Quando soube que havia uma peça baseada no primeiro livro que li de bell hooks, Ensinando a transgredir, fiquei toda animada. Logo fui comprar ingresso - achei um pouco caro, mas tudo bem, valeria a pena. Ainda por cima, era relativamente perto, no teatro da Aliança Francesa.
Lá fui eu numa sexta-feira para a ladeira da Barra. Talvez a perimenopausa me deixe hipersensível ao ruído, então a algazarra ao redor - o público parecia formado por familiares entusiasmados dos atores - me irritou um pouco. Quando entramos na sala, achei tudo desconfortável, precisando de uma reforma urgente (ainda mais depois de ter estado no Cineteatro 2 de julho, lindo, com atrações gratuitas para jovens estudantes de escolas públicas). Havia um rapaz, trepado num nicho, tocando os mesmos dois acordes de guitarra interminavelmente.

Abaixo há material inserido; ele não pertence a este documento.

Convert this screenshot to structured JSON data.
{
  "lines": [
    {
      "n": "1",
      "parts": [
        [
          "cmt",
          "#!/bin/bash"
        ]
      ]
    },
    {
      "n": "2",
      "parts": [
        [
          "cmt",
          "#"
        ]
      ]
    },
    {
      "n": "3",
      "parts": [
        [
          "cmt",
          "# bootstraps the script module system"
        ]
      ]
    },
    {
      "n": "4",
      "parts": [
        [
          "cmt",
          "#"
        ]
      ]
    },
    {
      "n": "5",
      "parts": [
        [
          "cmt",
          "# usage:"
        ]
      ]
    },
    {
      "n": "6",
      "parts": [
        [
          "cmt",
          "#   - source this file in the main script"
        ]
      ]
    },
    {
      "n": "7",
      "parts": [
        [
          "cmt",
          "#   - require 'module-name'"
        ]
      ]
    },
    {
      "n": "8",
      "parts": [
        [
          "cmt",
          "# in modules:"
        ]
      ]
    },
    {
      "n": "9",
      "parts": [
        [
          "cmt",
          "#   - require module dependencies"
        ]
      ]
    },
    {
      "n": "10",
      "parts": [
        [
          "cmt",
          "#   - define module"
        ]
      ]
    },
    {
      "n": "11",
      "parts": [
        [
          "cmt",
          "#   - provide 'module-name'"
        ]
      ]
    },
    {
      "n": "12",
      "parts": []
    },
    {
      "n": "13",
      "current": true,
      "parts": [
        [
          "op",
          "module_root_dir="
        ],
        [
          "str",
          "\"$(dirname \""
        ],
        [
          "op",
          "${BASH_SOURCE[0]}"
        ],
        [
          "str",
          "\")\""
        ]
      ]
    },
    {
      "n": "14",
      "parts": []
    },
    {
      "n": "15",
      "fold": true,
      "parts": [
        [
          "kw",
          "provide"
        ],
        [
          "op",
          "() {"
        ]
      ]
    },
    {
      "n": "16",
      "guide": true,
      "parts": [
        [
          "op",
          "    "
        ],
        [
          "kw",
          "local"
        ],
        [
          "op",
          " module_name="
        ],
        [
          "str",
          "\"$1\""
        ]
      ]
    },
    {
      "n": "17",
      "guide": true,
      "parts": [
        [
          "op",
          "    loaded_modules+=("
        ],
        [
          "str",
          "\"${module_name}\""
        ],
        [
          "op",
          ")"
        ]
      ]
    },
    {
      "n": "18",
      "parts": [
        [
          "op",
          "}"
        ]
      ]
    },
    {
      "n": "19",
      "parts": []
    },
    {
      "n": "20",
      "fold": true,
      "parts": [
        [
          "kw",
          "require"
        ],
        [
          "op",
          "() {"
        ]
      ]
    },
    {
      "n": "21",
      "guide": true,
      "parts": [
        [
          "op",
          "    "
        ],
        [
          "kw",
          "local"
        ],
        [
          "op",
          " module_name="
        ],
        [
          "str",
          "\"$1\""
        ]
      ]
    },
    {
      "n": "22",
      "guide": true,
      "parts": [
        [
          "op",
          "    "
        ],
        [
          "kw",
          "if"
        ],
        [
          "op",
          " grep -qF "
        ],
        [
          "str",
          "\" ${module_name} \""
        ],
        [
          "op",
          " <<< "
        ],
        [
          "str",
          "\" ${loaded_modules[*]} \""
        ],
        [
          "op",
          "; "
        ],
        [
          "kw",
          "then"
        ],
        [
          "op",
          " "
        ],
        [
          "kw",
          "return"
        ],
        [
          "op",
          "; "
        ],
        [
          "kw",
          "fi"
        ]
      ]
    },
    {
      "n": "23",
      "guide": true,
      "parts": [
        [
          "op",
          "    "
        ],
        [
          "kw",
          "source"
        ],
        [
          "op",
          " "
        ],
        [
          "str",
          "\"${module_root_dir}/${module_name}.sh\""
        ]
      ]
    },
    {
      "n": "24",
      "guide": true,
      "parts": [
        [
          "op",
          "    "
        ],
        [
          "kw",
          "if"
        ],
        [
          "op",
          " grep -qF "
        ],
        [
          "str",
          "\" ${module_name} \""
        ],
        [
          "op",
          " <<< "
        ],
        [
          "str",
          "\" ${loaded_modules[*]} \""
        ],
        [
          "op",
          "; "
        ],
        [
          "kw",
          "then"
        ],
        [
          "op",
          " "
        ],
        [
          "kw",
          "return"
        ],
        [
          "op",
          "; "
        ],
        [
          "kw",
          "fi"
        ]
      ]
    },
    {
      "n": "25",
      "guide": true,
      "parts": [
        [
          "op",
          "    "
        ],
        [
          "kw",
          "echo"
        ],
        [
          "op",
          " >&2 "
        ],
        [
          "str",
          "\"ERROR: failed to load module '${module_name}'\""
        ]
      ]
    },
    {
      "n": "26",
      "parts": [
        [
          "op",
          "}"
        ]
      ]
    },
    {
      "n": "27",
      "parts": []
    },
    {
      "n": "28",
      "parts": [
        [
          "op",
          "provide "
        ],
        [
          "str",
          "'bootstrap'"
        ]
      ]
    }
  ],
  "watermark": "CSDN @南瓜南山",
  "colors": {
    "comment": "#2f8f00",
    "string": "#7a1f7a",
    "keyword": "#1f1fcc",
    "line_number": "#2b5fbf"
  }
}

A peça já começa com os jovens atores entrando correndo, contando que invadiram uma sala, bateram nos professores, deram um tiro. Fiquei espantada: o que isso tinha a ver com o livro de bell hooks, que fala da educação como ferramenta de transformação social e da transgressão no sentido de propor visões mais amplas da realidade? Na verdade, a participação de bell hooks se limitava a três leituras de trechos do livro, por uma atriz que fazia as vezes da autora. Como descobri mais tarde, a peça é, na verdade, a encenação ipsis literis (com exceção dessas cortinas com texto de bell hooks) de uma peça, Coro dos maus alunos, de um autor português, Tiago Rodrigues. A peça de Rodrigues é anterior à série Merlí, da Netflix, mas tem a mesma premissa: um professor de filosofia transforma a vida de seus alunos, levando-os a questionar as formas tradicionais de pensamento. No caso da peça, isso leva à idolatria do professor e à violência extrema dos alunos ao defenderem o mestre de uma demissão injustiça.
É difícil eu não gostar de uma peça de teatro. Mesmo abstraindo o amadorismo do grupo, fiquei o tempo todo pensando em como aquela peça poderia levar as pessoas que não conhecem a obra de bell hooks, quase uma pupila de Paulo Freire, a concluírem que o que ela defende é um quebra-quebra quando discordamos de alguém. Nada mais distante dos aprendizados deixados pela autora de Tudo sobre o amor.